Ostatnia porażka boli bowiem poniesiona została w starciu z zespołem, który przed tym pojedynkiem ponownie jak my, miał w swoim dorobku liczbę "0" po stronie zdobytych punktów. Na finiszu to jednak występująca w roli gospodarza drużyna PreZero APR Radom uniosła w górę ręce w geście triumfu.
Początek spotkania należał do miejscowych, które rozpoczęły od prowadzenie 3:0. Później gra się wyrównała, wynik zaczął oscylować wokół remisu, a w 25. minucie to my byliśmy na prowadzeniu, wygrywając 11:9. Ostatecznie po 30 minutach na tablicy wyników było 13:12 dla podopiecznych Dilrabo Samadovej.
Niestety nasza dyspozycja w ofensywie w drugiej części gry i zaliczenie zaledwie 7 trafień w ciągu 30 minut gry nie mogło doprowadzić do niczego dobrego. Rywalki błyskawicznie wyrównały i zaczęły budować swoją przewagę. Dla nas znów ligowy mecz nie zakończył się happy endem. Przegraliśmy w Radomiu 20:25 i jesteśmy jedną z trzech drużyn, która wciąż nie posmakowała zwycięstwa w sezonie 2023/2024 w rozgrywkach Ligi Centralnej.
Mocno stroną MKS-u Vitamineo cały czas nie jest długość ławki i liczba zawodniczek, które są do dyspozycji trenerki Samadovej. W Radomiu na parkiecie wystąpiło zaledwie osiem jeleniogórskich szczypiornistek spośród których pięć wpisało się do protokołu po stronie zdobytych goli.
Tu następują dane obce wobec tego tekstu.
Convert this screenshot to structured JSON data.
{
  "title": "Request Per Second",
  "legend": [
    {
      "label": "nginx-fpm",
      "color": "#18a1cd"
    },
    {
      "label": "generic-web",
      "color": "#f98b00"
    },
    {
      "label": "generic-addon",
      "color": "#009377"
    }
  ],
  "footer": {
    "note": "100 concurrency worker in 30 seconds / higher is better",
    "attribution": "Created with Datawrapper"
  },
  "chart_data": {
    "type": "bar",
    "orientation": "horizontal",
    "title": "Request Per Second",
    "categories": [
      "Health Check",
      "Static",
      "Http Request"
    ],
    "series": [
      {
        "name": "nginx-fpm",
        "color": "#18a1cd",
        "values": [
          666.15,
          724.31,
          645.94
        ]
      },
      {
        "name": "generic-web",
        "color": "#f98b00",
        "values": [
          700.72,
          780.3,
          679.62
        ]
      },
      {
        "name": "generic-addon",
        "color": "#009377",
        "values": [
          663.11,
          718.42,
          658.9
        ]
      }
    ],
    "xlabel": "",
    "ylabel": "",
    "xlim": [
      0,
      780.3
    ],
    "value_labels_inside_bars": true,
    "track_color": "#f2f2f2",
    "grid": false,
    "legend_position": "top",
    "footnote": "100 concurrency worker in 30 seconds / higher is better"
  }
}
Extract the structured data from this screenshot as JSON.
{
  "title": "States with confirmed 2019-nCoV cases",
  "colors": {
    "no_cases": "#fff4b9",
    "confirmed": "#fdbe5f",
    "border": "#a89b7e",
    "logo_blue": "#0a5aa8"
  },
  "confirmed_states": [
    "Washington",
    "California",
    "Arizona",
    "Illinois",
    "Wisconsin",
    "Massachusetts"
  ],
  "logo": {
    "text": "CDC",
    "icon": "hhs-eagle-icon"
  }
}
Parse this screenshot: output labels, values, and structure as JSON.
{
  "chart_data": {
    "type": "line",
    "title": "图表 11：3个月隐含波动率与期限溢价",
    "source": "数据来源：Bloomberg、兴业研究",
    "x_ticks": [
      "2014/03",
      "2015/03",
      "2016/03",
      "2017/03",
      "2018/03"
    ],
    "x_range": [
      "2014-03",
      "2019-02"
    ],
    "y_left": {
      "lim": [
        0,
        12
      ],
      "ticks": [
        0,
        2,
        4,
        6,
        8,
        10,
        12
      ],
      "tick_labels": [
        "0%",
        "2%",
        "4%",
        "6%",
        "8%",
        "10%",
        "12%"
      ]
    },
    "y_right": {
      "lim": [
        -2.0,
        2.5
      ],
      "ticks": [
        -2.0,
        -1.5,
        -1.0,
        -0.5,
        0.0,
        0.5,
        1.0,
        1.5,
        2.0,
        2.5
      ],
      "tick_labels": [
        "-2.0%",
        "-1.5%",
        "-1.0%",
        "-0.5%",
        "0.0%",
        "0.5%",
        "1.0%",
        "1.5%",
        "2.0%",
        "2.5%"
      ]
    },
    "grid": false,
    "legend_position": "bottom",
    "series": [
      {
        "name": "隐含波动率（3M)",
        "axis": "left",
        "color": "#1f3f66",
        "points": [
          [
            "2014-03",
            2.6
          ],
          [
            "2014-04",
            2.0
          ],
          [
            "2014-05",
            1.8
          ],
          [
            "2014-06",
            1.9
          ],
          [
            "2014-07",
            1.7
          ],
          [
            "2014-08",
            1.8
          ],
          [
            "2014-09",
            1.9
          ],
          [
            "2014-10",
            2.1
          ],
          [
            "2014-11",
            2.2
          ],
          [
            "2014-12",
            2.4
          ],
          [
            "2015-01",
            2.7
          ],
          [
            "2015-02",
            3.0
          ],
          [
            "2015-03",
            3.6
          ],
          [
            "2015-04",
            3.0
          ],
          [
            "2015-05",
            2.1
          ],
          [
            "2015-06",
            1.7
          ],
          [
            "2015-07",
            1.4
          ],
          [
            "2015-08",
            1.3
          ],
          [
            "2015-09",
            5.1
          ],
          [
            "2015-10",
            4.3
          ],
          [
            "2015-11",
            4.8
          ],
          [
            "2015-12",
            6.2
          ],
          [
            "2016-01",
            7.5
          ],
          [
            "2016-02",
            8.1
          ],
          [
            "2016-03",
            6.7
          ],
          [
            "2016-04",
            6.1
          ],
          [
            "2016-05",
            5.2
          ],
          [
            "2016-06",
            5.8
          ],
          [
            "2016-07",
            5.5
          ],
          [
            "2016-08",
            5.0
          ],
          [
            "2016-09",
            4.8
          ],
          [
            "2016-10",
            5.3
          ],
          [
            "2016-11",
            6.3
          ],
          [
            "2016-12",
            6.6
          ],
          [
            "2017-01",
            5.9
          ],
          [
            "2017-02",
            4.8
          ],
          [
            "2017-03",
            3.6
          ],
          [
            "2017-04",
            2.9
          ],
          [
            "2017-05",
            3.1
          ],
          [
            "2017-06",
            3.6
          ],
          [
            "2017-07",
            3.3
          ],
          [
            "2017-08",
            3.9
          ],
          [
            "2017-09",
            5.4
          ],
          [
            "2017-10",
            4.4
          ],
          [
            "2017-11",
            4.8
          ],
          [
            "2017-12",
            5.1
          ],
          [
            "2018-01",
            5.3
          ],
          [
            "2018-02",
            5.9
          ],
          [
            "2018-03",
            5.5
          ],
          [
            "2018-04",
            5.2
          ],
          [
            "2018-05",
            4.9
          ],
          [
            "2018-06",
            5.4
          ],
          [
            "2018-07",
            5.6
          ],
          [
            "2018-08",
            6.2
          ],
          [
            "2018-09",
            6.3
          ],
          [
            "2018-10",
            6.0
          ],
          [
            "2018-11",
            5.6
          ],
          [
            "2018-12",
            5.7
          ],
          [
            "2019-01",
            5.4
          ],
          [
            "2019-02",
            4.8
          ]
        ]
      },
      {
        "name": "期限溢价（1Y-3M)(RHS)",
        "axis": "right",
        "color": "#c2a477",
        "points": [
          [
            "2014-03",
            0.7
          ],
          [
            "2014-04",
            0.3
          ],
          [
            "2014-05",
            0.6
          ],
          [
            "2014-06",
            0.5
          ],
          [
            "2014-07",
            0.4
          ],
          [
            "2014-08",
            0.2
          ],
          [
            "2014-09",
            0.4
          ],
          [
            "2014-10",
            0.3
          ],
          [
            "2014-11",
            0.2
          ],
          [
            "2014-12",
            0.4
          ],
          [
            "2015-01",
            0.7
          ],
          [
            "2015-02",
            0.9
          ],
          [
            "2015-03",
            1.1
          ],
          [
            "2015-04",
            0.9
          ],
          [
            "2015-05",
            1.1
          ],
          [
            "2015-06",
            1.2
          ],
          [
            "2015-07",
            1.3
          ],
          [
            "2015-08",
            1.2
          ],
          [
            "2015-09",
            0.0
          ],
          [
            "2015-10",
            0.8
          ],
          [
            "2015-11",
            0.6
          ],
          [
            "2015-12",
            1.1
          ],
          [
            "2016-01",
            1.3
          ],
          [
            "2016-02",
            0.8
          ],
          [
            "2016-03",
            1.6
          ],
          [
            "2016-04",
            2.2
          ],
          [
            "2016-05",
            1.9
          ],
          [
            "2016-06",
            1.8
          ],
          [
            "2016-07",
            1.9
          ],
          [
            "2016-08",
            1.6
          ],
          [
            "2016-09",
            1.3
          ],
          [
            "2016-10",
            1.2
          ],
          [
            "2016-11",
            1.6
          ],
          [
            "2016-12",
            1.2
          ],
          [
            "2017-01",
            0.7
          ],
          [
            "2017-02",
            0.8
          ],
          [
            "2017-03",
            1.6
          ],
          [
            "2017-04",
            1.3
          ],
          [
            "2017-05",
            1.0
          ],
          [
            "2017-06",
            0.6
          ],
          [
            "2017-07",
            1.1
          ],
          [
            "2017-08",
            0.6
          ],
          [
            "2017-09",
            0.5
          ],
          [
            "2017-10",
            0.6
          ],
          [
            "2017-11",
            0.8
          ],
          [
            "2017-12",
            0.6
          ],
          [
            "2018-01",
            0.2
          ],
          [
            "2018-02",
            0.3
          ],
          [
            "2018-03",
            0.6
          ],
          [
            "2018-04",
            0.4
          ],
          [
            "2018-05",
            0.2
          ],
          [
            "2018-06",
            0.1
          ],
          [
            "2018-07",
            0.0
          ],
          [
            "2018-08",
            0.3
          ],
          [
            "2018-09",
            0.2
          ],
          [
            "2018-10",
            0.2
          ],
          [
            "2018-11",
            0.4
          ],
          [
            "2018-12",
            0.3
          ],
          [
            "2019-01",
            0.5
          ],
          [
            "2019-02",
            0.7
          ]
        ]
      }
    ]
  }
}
Dla przykładu w drużynie PreZero APR Radom w spotkaniu uczestniczyło trzynaście zawodniczek, a siedem ciszyło się przynajmniej z zaliczenia jednego trafienia.
PreZero APR Radom - MKS Vitamineo Jelenia Góra 25:20 (12:13)
MKS: Wierzbicka, Kobzar-Witczak (9), Załoga (4), Gałuszka (3), Morozenko (2), Zgleszewska, Domin, Jarosz.